Ill leave you with a quote I learned from one of my favorite teachers. "Those who teach can, those who cant do everything else". Thank you for teaching and representing teachers. While I may be right of centre I can fully support that good teachers are one of a nation's greatest assets and deserve to be looked after.
edit: also what do you think of Sir Ken Robinson. His Ted speeches are electrifying and seem to motivate tons of people. It seems though that what he would suggest would be responded to in a hostile manner by entrenched teachers and unions.
bigrob13 karma
It seems to me that vouchers is a nice compromise. It keeps the issue out of public school and doesnt make parents that want to send their children to a private school pay twice for their education. Im curious just how large these vouchers are as a percentage of the average annual cost of a Louisiana student. I agree that the founding fathers did not want religion and state mixed. However their definition of state is so much different than the one used today, and simply doesnt apply.
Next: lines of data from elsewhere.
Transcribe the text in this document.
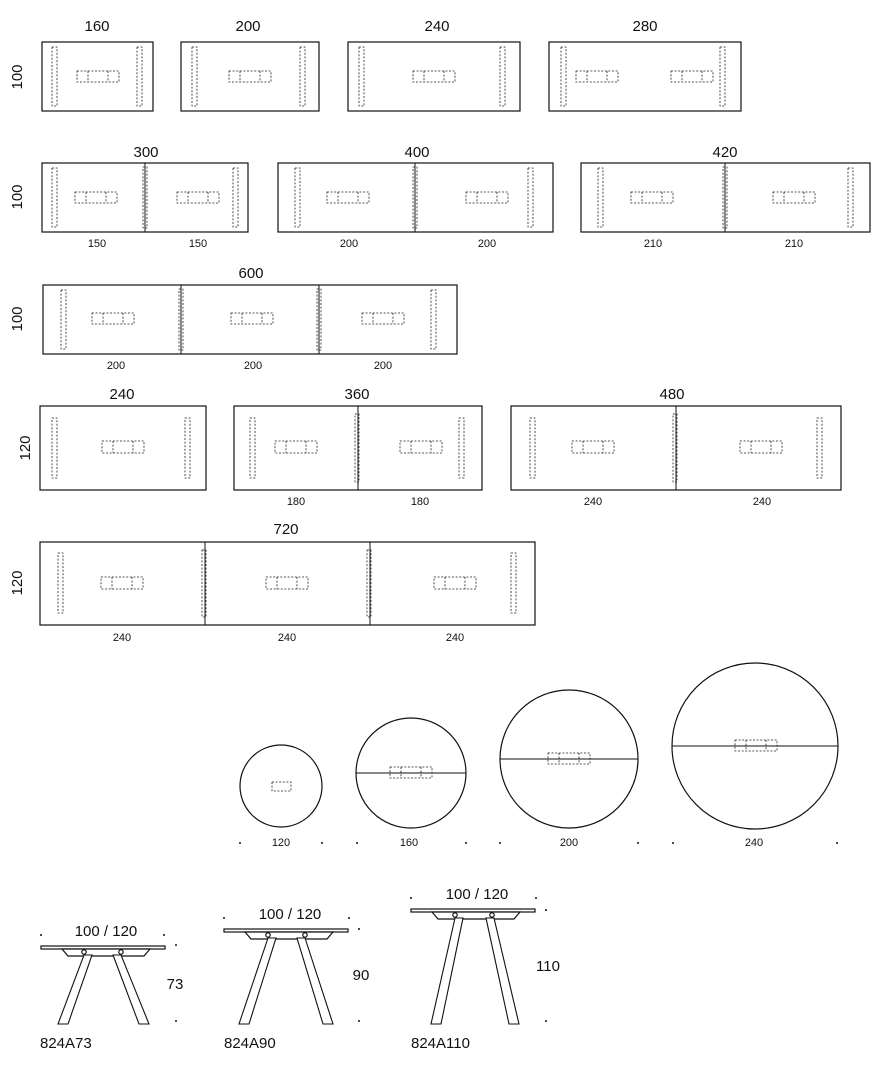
100
160	200	240	280
100
300
150	150
400
200	200
420
210	210
100
600
200	200	200
120
240	360
180	180
480
240	240
120
720
240	240	240
120	160	200	240
100 / 120
73
824A73
100 / 120
90
824A90
100 / 120
110
824A110
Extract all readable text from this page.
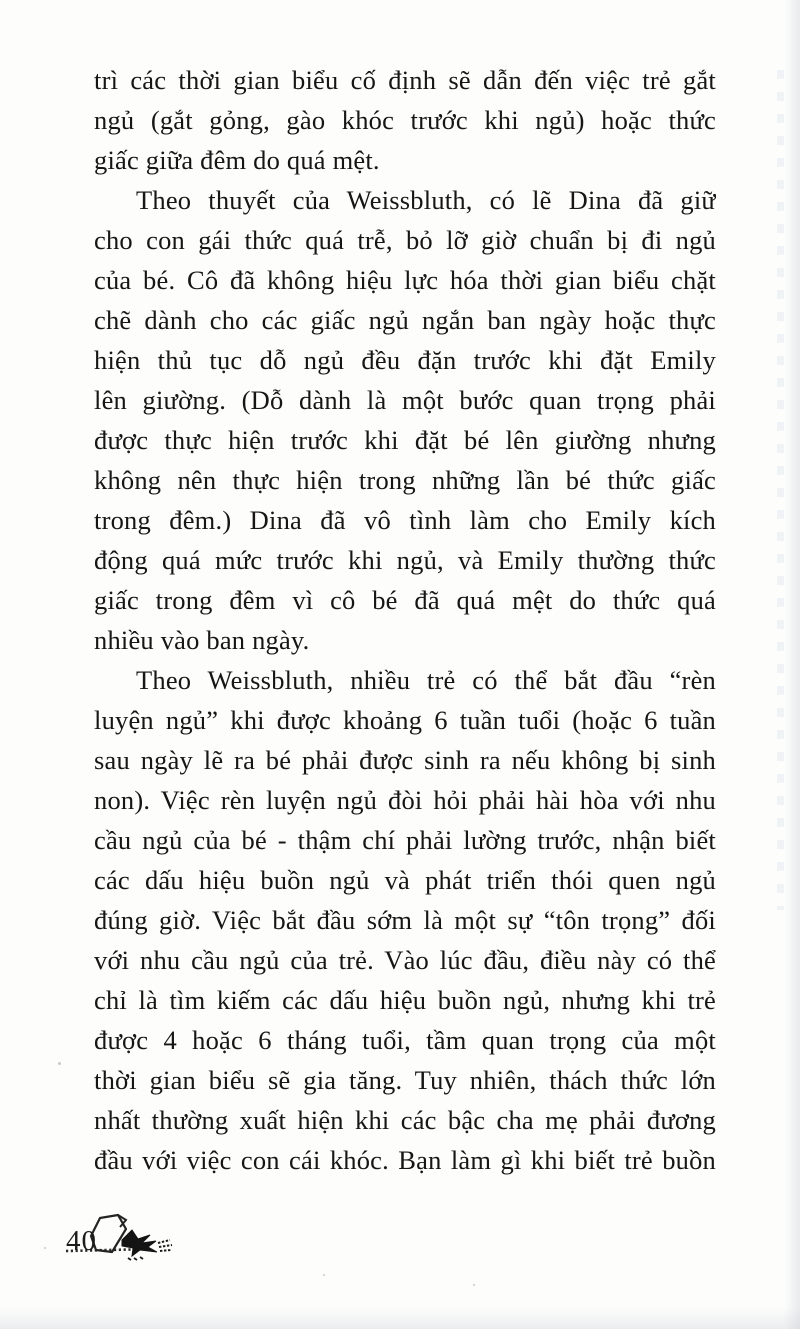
trì các thời gian biểu cố định sẽ dẫn đến việc trẻ gắt
ngủ (gắt gỏng, gào khóc trước khi ngủ) hoặc thức
giấc giữa đêm do quá mệt.
Theo thuyết của Weissbluth, có lẽ Dina đã giữ
cho con gái thức quá trễ, bỏ lỡ giờ chuẩn bị đi ngủ
của bé. Cô đã không hiệu lực hóa thời gian biểu chặt
chẽ dành cho các giấc ngủ ngắn ban ngày hoặc thực
hiện thủ tục dỗ ngủ đều đặn trước khi đặt Emily
lên giường. (Dỗ dành là một bước quan trọng phải
được thực hiện trước khi đặt bé lên giường nhưng
không nên thực hiện trong những lần bé thức giấc
trong đêm.) Dina đã vô tình làm cho Emily kích
động quá mức trước khi ngủ, và Emily thường thức
giấc trong đêm vì cô bé đã quá mệt do thức quá
nhiều vào ban ngày.
Theo Weissbluth, nhiều trẻ có thể bắt đầu “rèn
luyện ngủ” khi được khoảng 6 tuần tuổi (hoặc 6 tuần
sau ngày lẽ ra bé phải được sinh ra nếu không bị sinh
non). Việc rèn luyện ngủ đòi hỏi phải hài hòa với nhu
cầu ngủ của bé - thậm chí phải lường trước, nhận biết
các dấu hiệu buồn ngủ và phát triển thói quen ngủ
đúng giờ. Việc bắt đầu sớm là một sự “tôn trọng” đối
với nhu cầu ngủ của trẻ. Vào lúc đầu, điều này có thể
chỉ là tìm kiếm các dấu hiệu buồn ngủ, nhưng khi trẻ
được 4 hoặc 6 tháng tuổi, tầm quan trọng của một
thời gian biểu sẽ gia tăng. Tuy nhiên, thách thức lớn
nhất thường xuất hiện khi các bậc cha mẹ phải đương
đầu với việc con cái khóc. Bạn làm gì khi biết trẻ buồn
40
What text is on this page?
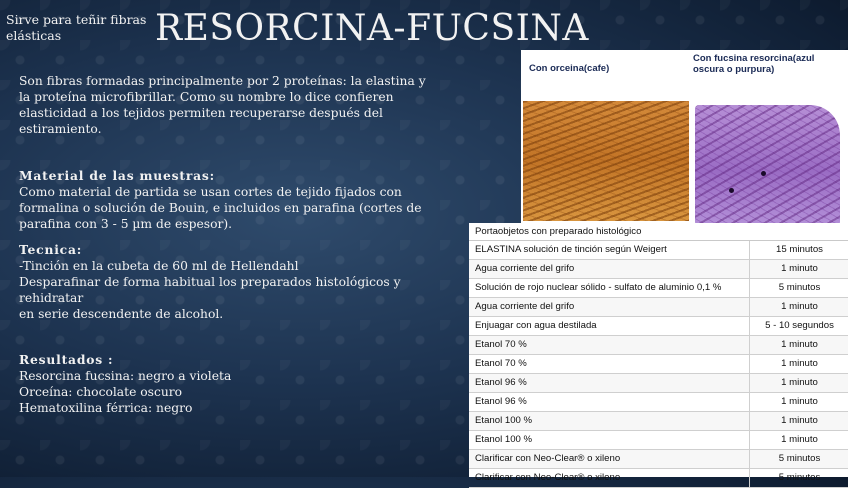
Sirve para teñir fibras elásticas	RESORCINA-FUCSINA
Son fibras formadas principalmente por 2 proteínas: la elastina y la proteína microfibrillar. Como su nombre lo dice confieren elasticidad a los tejidos permiten recuperarse después del estiramiento.
Material de las muestras:
Como material de partida se usan cortes de tejido fijados con formalina o solución de Bouin, e incluidos en parafina (cortes de parafina con 3 - 5 µm de espesor).
Tecnica:
-Tinción en la cubeta de 60 ml de Hellendahl
Desparafinar de forma habitual los preparados histológicos y rehidratar
en serie descendente de alcohol.
Resultados :
Resorcina fucsina: negro a violeta
Orceína: chocolate oscuro
Hematoxilina férrica: negro
Con orceina(cafe)
Con fucsina resorcina(azul oscura o purpura)
Portaobjetos con preparado histológico
ELASTINA solución de tinción según Weigert	15 minutos
Agua corriente del grifo	1 minuto
Solución de rojo nuclear sólido - sulfato de aluminio 0,1 %	5 minutos
Agua corriente del grifo	1 minuto
Enjuagar con agua destilada	5 - 10 segundos
Etanol 70 %	1 minuto
Etanol 70 %	1 minuto
Etanol 96 %	1 minuto
Etanol 96 %	1 minuto
Etanol 100 %	1 minuto
Etanol 100 %	1 minuto
Clarificar con Neo-Clear® o xileno	5 minutos
Clarificar con Neo-Clear® o xileno	5 minutos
It is a miscarriage of history and understanding of the constitution to use the first amendment against this.
bigrob12 karma
Why does this issue need to be portrayed as a religious or lack there of issue, which is, I grant, what is specifically, rather than what it is generally, which is an issue on self determination? Isnt this thinking of 'we know whats right and what wrong' a dangerous path to go down? And doesnt it seem like that those who would advocate your position on the left reject these sort of authoritarian line of arguments when it comes down to 'we know whats good for you'? Arent these lines of arguments rejected by liberals thinkers, and Im not using that term pejoratively, when it comes to Iraq and Afghanistan or dealing with indigenous people anywhere? Dont these type of arguments actually undermine democracy and are rightly rejected as paternalistic and almost intellectually imperialistic?